Grace se protegió los ojos con la mano cuando empezaron a alejarse.
– No puedo dejarlos solos.
– La señora Alworth vive aquí mismo -dijo Duncan-. Podemos quedarnos en la puerta y vigilarlos.
Se acercaron a la puerta de la planta baja. La zona infantil estaba tranquila. No se movía el aire. Grace aspiró hondo y olió el césped recién cortado. Se detuvieron, uno al lado del otro. Duncan tocó el timbre. Grace esperó junto a la puerta, con cierto complejo de testigo de Jehová.
Una voz cascada, como la de la bruja de una vieja película de Disney, preguntó:
– ¿Quién es?
– ¿Señora Alworth?
– ¿Quién es? -repitió la voz cascada.
– Señora Alworth, soy Scott Duncan.
– ¿Quién?
– Scott Duncan. Hablamos hace unas semanas. De su hijo, Shane.
– Váyase. No tengo nada que decirle.
Grace localizó su acento. De la zona de Boston.
– Nos podría ser de gran ayuda.
– No sé nada. Váyase.
– Por favor, señora Alworth, necesito hablar con usted de su hijo.
– Ya se lo dije. Vive en México. Es un buen chico. Ayuda a los pobres.
– Tenemos que hacerle unas preguntas acerca de sus antiguos amigos. -Scott Duncan miró a Grace y le hizo una seña con la cabeza para que dijera algo.
– Señora Alworth -dijo Grace.
La voz cascada adoptó un tono alerta.
– ¿Quién es?
– Me llamo Grace Lawson. Creo que mi marido conocía a su hijo.
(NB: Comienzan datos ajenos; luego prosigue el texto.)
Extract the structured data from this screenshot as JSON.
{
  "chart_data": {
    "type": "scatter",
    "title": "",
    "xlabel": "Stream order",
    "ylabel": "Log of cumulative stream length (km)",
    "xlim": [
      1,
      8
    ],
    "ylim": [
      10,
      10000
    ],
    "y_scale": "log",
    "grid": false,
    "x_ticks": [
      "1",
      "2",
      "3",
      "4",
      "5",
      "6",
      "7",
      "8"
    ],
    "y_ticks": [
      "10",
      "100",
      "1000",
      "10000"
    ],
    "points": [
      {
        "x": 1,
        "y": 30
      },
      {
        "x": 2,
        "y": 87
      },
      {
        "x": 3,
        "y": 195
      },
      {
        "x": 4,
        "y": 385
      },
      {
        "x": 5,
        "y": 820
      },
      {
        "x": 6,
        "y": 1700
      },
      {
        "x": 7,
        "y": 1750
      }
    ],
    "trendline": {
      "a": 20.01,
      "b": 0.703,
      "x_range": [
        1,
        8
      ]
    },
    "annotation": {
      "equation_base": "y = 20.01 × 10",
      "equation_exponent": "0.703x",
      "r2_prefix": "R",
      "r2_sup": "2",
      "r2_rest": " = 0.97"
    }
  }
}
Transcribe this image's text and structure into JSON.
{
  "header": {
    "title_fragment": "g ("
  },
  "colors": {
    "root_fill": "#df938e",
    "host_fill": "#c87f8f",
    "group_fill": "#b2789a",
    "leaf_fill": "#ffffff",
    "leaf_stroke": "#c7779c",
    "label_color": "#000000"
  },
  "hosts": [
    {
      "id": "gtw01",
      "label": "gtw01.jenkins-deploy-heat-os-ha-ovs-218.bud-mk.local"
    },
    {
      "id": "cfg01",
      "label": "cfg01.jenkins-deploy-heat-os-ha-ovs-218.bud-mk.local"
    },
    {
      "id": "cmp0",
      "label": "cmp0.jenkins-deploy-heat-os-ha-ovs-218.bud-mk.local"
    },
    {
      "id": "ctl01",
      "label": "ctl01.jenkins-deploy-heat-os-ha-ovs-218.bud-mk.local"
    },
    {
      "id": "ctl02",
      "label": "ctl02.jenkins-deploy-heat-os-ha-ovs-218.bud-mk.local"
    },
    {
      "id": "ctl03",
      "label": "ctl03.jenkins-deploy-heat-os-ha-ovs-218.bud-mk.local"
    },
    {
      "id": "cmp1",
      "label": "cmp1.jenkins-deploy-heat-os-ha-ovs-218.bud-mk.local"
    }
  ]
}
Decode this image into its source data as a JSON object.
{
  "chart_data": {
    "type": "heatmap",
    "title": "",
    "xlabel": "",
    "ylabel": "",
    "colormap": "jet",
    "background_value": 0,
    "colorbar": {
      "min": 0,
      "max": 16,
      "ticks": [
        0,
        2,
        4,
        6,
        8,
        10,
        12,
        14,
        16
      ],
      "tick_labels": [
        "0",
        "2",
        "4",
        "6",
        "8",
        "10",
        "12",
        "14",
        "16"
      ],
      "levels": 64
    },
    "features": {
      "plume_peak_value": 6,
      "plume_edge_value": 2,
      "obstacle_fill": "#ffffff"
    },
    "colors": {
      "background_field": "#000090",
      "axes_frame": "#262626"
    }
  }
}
Se produjo un silencio. Grace se dio la vuelta para mirar a Max y Emma. Max estaba en el tobogán en forma de tirabuzón. Emma, sentada con las piernas cruzadas, jugaba con la Game Boy.
Por la puerta, la voz cascada preguntó:
– ¿Quién es su marido?
– Jack Lawson.
Silencio.
– ¿Señora Alworth?
– No lo conozco.
– Tenemos una foto -dijo Scott Duncan-. Nos gustaría mostrársela.
La puerta se abrió. La señora Alworth vestía una bata que, como mínimo, debió de confeccionarse antes del conflicto de Bahía de Cochinos. Rondaba los setenta y cinco años y era corpulenta, el tipo de mujer descomunal entre cuyos pliegues desaparecería un sobrino al abrazarlo. De niño, uno detesta esos abrazos; de mayor, los añora. Tenía unas varices que parecían la piel de un embutido. Las gafas de lectura le colgaban de una cadena sobre el enorme pecho. Olía ligeramente a tabaco.